Vu, lu, entendu... Travail

De stages en contrats aidés, le sous salariat associatif


17/12/2012



Appel systématique au bénévolat et au volontariat ; multiplicaton des contrats aidés à temps partiels, en CDD, sous payés, Les associations qui voient leurs financements se réduire comme peau de chagrin tentent de maintenir des moyens d'actions et des compétences souvent au détriment de la qualité des emplois. Les jeunes professionnels de l'animation, du travail social, de l'action culturelle, de l'éducation populaire, avec des niveaux de formation souvent plus élevés que les professionnels en place, voient le temps de professionnalisation s'allonger et se précariser. Clémence, Justine, les jeunes génération 86 que nous avons rencontrés, illustrent bien ce phénomène. Après de longues études, gérant leurs galères ils n'ont pas immédiatement le reflexe de l'action syndicale comme pouvaient avoir leurs ainés en postes qui sont à l'origine des conventions collectives négociées il y a trente ou quarante ans, souvent battues en brèche par les arrangements de crise.

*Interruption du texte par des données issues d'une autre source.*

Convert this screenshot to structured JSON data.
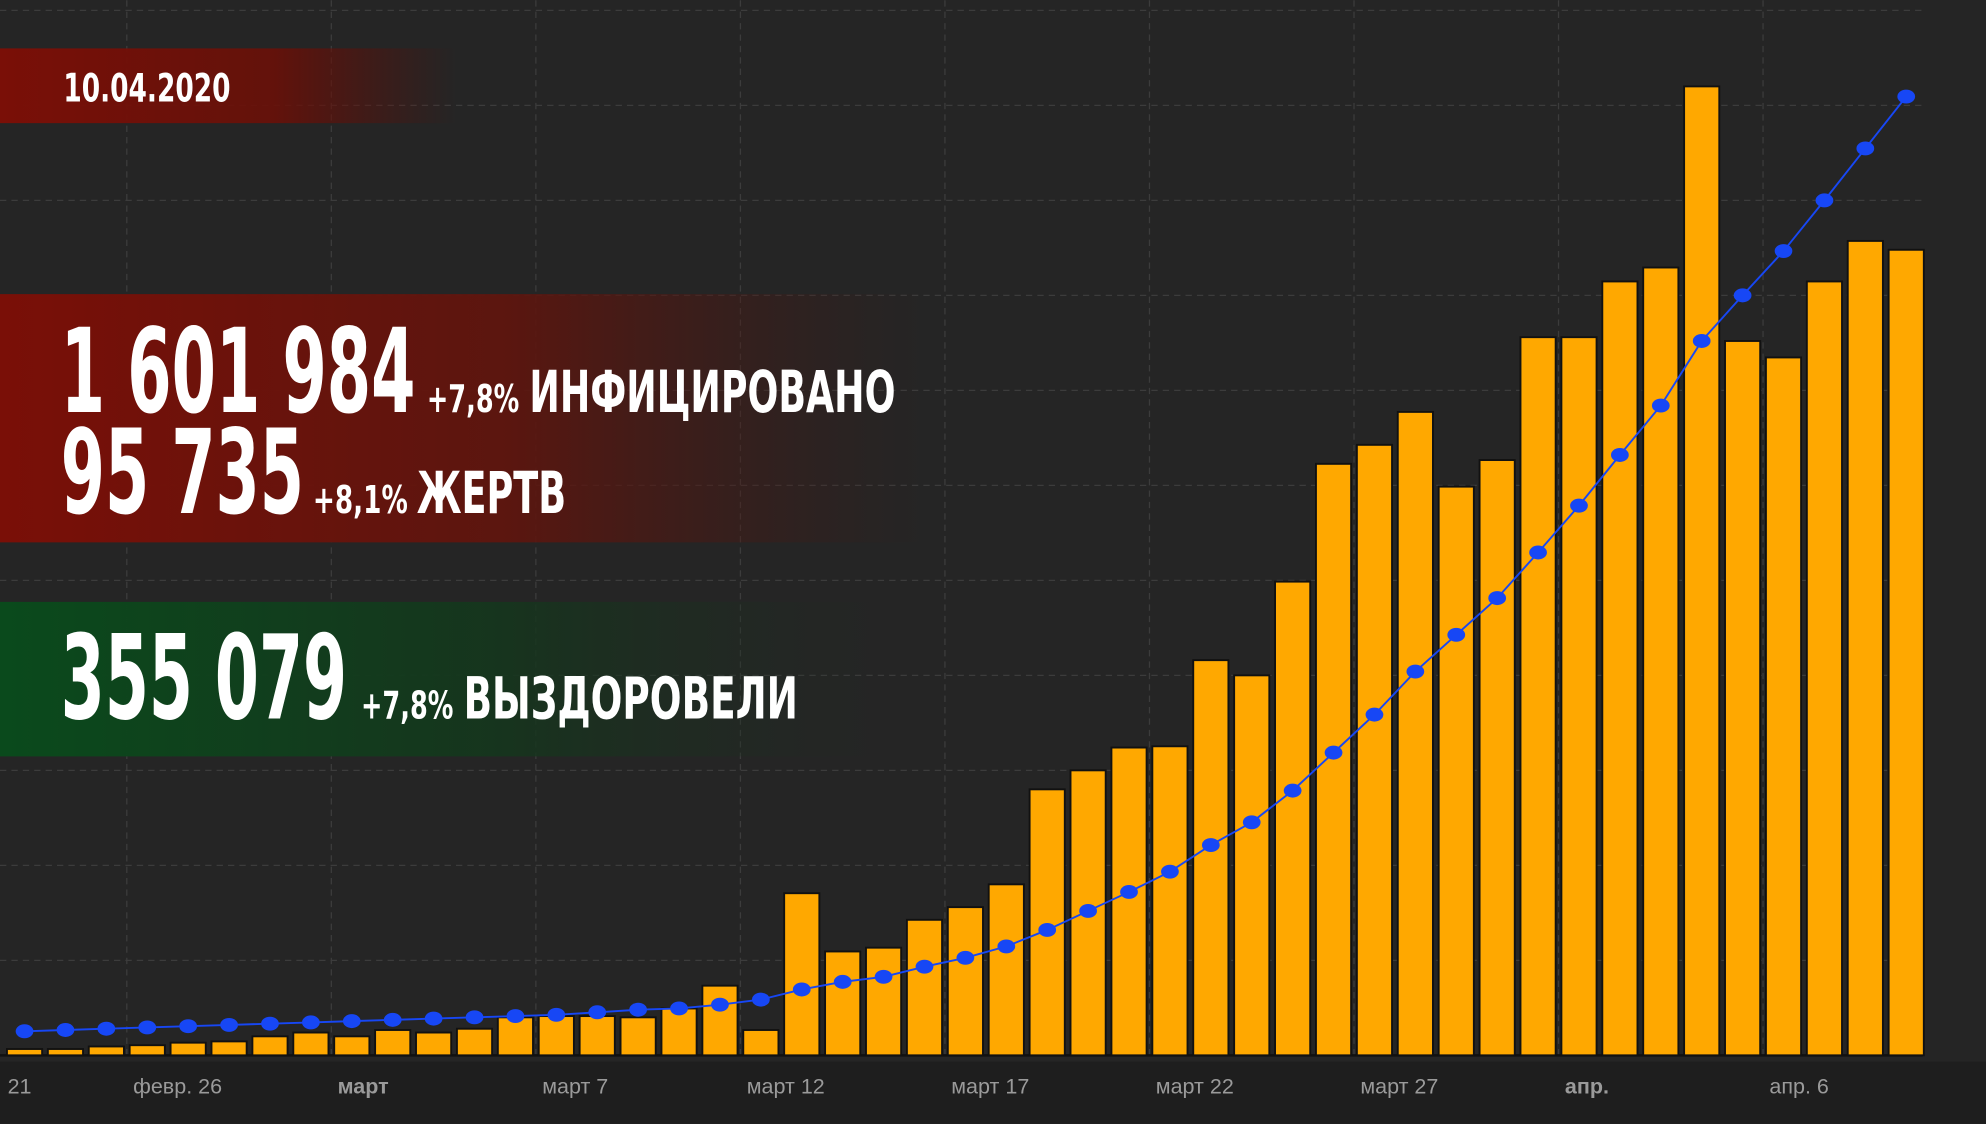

Le Syndicat Asso veut représenter les salariés du secteur associatif cherche à faire bouger les lignes. Le site Youphil a interviewé Frédéric Amiel, un des responsables du syndicat. Un constat significatif : une telle organisation n'est pas née à l'initiatives des grandes organisations syndicales représentatives, signataires des Conventions collectives. Elles ont du mal, semble-t-il, à appréhender le problème.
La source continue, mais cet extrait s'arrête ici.